Por Orlando Faccini Neto, juiz de Direito e doutor em Ciências Jurídico - Criminais
Sob a lógica das normas jurídicas pretendo analisar a ideia de facilitação do porte ou posse de armas de fogo, em benefício da defesa pessoal.
Se o termo "permitido" significasse "não proibido", substituindo-o, no milenar enunciado "o que não é proibido, é permitido", teríamos "o que não é proibido, não é proibido", o que, além de evidente, é tautológico.
Por isso, é necessário dar-se ao termo "permitido" significado diverso de "ausência de proibição".
Atuar em legítima defesa é "permitido", sendo o comportamento "justificado". Essa é a doutrina penal, desde sempre.
Mas, matar alguém segue tipificado, por isso, portador de desvalor, mesmo presente a defesa legítima. Não fosse assim, e o exemplo é antigo, a morte de um homem – conquanto em legítima defesa –, equivaleria à morte de um mosquito.

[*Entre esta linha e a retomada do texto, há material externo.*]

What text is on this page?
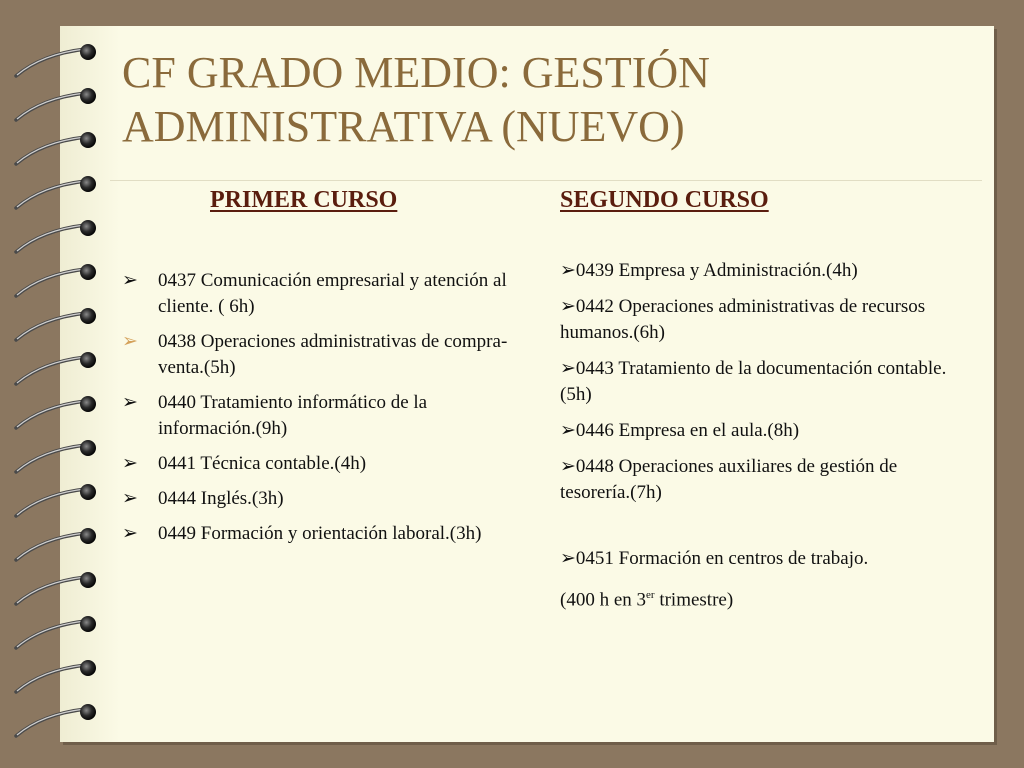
CF GRADO MEDIO: GESTIÓN ADMINISTRATIVA (NUEVO)
PRIMER CURSO	SEGUNDO CURSO
➢ 0437 Comunicación empresarial y atención al cliente. ( 6h)
➢ 0438 Operaciones administrativas de compra-venta.(5h)
➢ 0440 Tratamiento informático de la información.(9h)
➢ 0441 Técnica contable.(4h)
➢ 0444 Inglés.(3h)
➢ 0449 Formación y orientación laboral.(3h)
➢0439 Empresa y Administración.(4h)
➢0442 Operaciones administrativas de recursos humanos.(6h)
➢0443 Tratamiento de la documentación contable.(5h)
➢0446 Empresa en el aula.(8h)
➢0448 Operaciones auxiliares de gestión de tesorería.(7h)
➢0451 Formación en centros de trabajo.
(400 h en 3er trimestre)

Familiares de um mosquito não choram seu falecimento; os dos homens, sim. Ainda que presente a legítima defesa.
A morte causada num mosquito realiza-se em âmbito juridicamente indiferente, alheio à intervenção normativa. Matar um semelhante tem enquadramento distinto, pois preenchidos os elementos da norma proibitiva – "não matar" –, junto à norma de permissão – a legítima defesa. De modo que tal ação não se dá numa esfera valorativamente neutra.
Daí que a legítima defesa é aceita e tolerada, mas não há de ser estimulada.
Medidas facilitadoras da aquisição de armas, ao fundamento de que as pessoas, assim, exercerão a sua defesa pessoal, contrariam a essência da teoria da legítima defesa. Sem uma teoria consistente, o risco de equívocos é maior.
Ao entregar a solução do conflito penal para todos, sempre haverá quem, na briga de trânsito, na contenda esportiva ou no bate-boca banal, vislumbrará, de arma em punho, razões tendentes à eliminação do outro, invocando a justificativa da defesa legítima.
Confrontar o argumento, referindo o caso americano, exige lembrar que o fundamento da Segunda Emenda radica no facilitar o acesso a armas para a defesa do Estado, ou para que os cidadãos se oponham a um Estado tirano ou despótico; nunca para duelarem entre si.